Parent Topic: STG
(Note: The SRTOGR program converts radar imagery from slant range to ground range, without using elevation data or having to estimate flight path parameters. If UTM registered elevation data is not available, or if it is impossible to collect ground control points on the input image, then SRTOGR can be used to convert slant range imagery to ground range instead.)
STG geometrically registers the input radar image data (DBIC) for the input file (FILI), and transfers the registered radar image to the output data channel (DBOC), such that it overlays the elevation image (DBEC) on the output file (FILO). It is assumed that the elevation image has been previously registered to a UTM grid using the PACE Geometric Correction Package, and that the UTM coordinates of the bounding rectangle for the output file have been defined with the GEOSET program. If no elevation data is available for the area (DBEC= ), the input radar image is registered to a UTM grid based on a flat terrain model.
STG determines the input radar pixel which corresponds to each output radar pixel in the output file. In other words, the registration process is output driven, not input driven. If there is no input pixel corresponding to a particular output pixel, then the output pixel value is not changed. This allows for mosaicking of the output imagery. If desired, the user could run the CLR program to pre-clear all pixels in the output channel(s), replacing the values with a specified grey-level value, before running STG.
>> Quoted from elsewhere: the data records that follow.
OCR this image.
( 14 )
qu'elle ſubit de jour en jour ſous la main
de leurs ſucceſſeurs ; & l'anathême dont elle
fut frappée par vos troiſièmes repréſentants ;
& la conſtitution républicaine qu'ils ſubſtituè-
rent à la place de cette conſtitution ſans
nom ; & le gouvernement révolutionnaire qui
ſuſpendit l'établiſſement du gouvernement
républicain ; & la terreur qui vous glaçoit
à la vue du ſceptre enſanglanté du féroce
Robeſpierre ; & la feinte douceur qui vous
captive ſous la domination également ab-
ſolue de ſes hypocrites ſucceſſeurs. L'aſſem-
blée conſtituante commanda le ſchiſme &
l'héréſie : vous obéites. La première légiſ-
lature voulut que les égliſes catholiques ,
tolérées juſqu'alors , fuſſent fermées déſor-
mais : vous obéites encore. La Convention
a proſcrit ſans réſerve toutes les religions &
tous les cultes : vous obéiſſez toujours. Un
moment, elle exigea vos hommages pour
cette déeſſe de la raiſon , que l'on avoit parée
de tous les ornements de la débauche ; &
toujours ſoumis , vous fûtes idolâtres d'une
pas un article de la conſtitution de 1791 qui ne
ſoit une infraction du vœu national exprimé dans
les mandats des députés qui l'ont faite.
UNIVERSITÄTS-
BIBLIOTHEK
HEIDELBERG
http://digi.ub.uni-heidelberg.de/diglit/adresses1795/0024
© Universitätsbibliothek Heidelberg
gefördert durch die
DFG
The values of the input parameters FILI, FILO, DBEC, INPXSZ, ESCALE, DELAY, RANGETYP, and HEIGHT are set by the user before running the FLIGHT program, and normally do not have to be changed before running STG. Likewise, the values of the parameters OALTI, OHEAD, OPOINT, and OCOEFF, output by the FLIGHT program, should not be changed before running the STG program.
NEAREST NEIGHBOUR: This method takes the single input pixel nearest to the transformed point as the resampled output pixel. The advantages of this method include a very low computational cost, and the non-alteration of input pixel grey levels. This non-alteration is important if you are registering theme or classified data. The disadvantage is that the output image may be jagged and blocky in appearance if there is much rotation or scaling.
BILINEAR INTERPOLATION: This method takes a weighted average of the four input pixels around the transformed point. The advantages of this method include low computational cost and relatively smooth output images. The disadvantage is that the output image may appear slightly blurred.
CUBIC CONVOLUTION: STG uses the 4-point classic method. This variation of cubic convolution uses a 4-by-4 window of input pixels. This method is closer to the perfect sin(x)/x resampler than the Nearest Neighbour or the Bilinear Interpolation method. The advantage is a smooth, sharp output image. The disadvantage is a very high computational cost.